Der jetzige Tainer von Bayer 04 Leverkusen und Ex-Bundestrainer Michael Skibbe über die Chancen der deutschen Mannschaft im Achtelfinale gegen Schweden und das Gefüge der Mannschaft.

Frage: Herr Skibbe, die deutsche Elf hat die Vorrunde als Gruppenerster beendet, wie fällt Ihr Zwischenfazit aus?

Michael Skibbe: Erfreulich! Die deutsche Mannschaft hat sich während der Vorrunde von Spiel zu Spiel gesteigert: Gegen Costa Rica überzeugte in erster Linie die Offensive, gegen Polen sah das auch defensiv besser aus, und gegen Ecuador hat die Mannschaft souverän gespielt.

Nach aller Kritik im Vorfeld der WM, es sieht ganz danach aus, als hätte Jürgen Klinsmann alles richtig gemacht . . .

Die Mannschaft ist tatsächlich auf den Punkt gut vorbereitet und daher auch für höhere Aufgaben gerüstet. Klinsmann und sein Trainerteam konnten offensichtlich ihren Plan Schritt für Schritt umsetzen. Natürlich muss man aber auch berücksichtigen, dass die Gegner der Vorrunde kein Maßstab sein können und dass nun andere Kaliber warten . . .

. . . wie im Achtelfinale Schweden, das mit seinen Weltklasse-Stürmern Larsson oder Ibrahimovic die erste Bewährungsprobe für die deutsche Defensive sein dürfte. Sollte Klinsmann nun auf den erfahrenen Nowotny setzen?

Nein, er sollte dem eingespielten Defensiv-Verbund den Vorzug geben. Und das ist auch richtig so. Denn man kann deutliche Fortschritte in der Abwehr erkennen. Mit einer neuen Formation, die sich erst wieder finden müsste, würde Klinsmann seiner Elf wohl keinen Gefallen tun.

Wie wird Klinsmann die Zeit bis zum Achtelfinale gestalten?
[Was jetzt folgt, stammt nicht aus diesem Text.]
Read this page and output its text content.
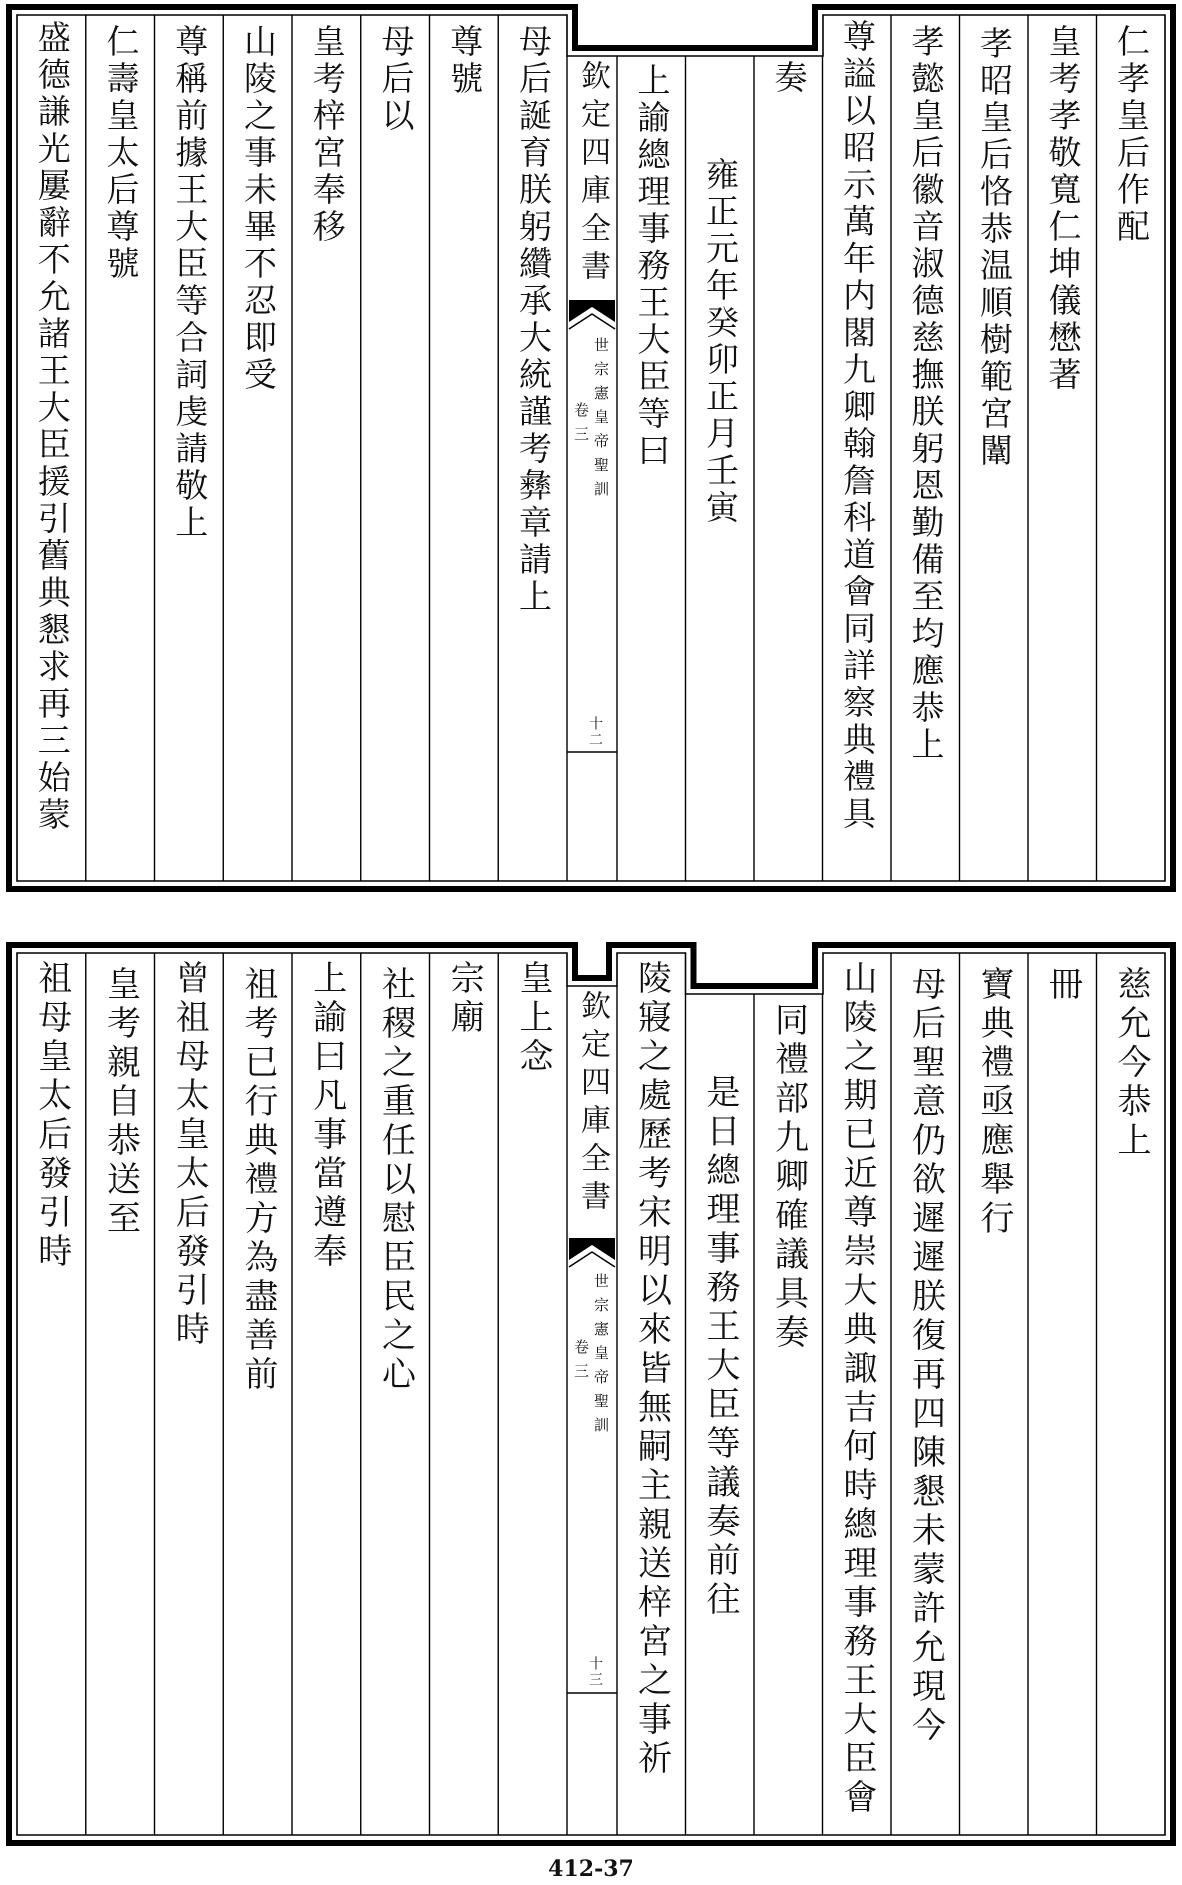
仁孝皇后作配
皇考孝敬寬仁坤儀懋著
孝昭皇后恪恭温順樹範宮闈
孝懿皇后徽音淑德慈撫朕躬恩勤備至均應恭上
尊謚以昭示萬年内閣九卿翰詹科道會同詳察典禮具
奏
雍正元年癸卯正月壬寅
上諭總理事務王大臣等曰
欽定四庫全書
世宗憲皇帝聖訓
卷三
十二
母后誕育朕躬纘承大統謹考彝章請上
尊號
母后以
皇考梓宮奉移
山陵之事未畢不忍即受
尊稱前據王大臣等合詞虔請敬上
仁壽皇太后尊號
盛德謙光屢辭不允諸王大臣援引舊典懇求再三始蒙
慈允今恭上
冊
寶典禮亟應舉行
母后聖意仍欲遲遲朕復再四陳懇未蒙許允現今
山陵之期已近尊崇大典諏吉何時總理事務王大臣會
同禮部九卿確議具奏
是日總理事務王大臣等議奏前往
陵寢之處歷考宋明以來皆無嗣主親送梓宮之事祈
欽定四庫全書
世宗憲皇帝聖訓
卷三
十三
皇上念
宗廟
社稷之重任以慰臣民之心
上諭曰凡事當遵奉
祖考已行典禮方為盡善前
曾祖母太皇太后發引時
皇考親自恭送至
祖母皇太后發引時
412-37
Es ist wichtig, die Spieler darauf einzustellen, dass nun ein Gegner wartet, der einen anderen Fußball spielt. Die Schweden pflegen eine britische Art, Fußball zu spielen, sehr geradlinig und körperbetont.

Welche Taktik sollten die Deutschen gegen Schweden wählen?

Es wird darauf ankommen, von Beginn an dasselbe Engagement zu zeigen wie bisher auch. Schweden hat vor allem in der zweiten Halbzeit gegen England gezeigt, dass es Deutschland mit einer sehr kampfstarken, aber auch spieltechnisch guten Elf zu tun bekommt, die zudem über ein hervorragendes Standardsituationen-Repertoire verfügt.

Im Viertelfinale könnte die deutsche Elf auf Argentinien treffen, das bislang überragende Team bei dieser WM. Das Aus für die Klinsmannschaft?

Nein, das glaube ich nicht. Wenn sich die deutsche Elf weiter von Spiel zu Spiel steigert, dann kann sie auch Argentinien schlagen und . . .

. . . Weltmeister werden?

Die deutsche Mannschaft kann das schaffen! Ich bin sicher, dass sich die Elf von Jürgen Klinsmann auch mit der Klasse der kommenden Gegner steigern kann. So sind wir vor vier Jahren immerhin auch Vize-Weltmeister geworden.

Wenn Sie sich an 2002 erinnern, glauben die Spieler selbst daran, Weltmeister werden zu können?

Davon bin ich überzeugt. Die Mannschaft hat eine gute Vorbereitung hinter sich. Das gibt Selbstvertrauen, weil die Spieler wissen, dass sie auf alle Probleme eine Antwort finden. Und mit den drei Siegen ist bei jedem Einzelnen der Glaube an sich selbst noch einmal gewachsen.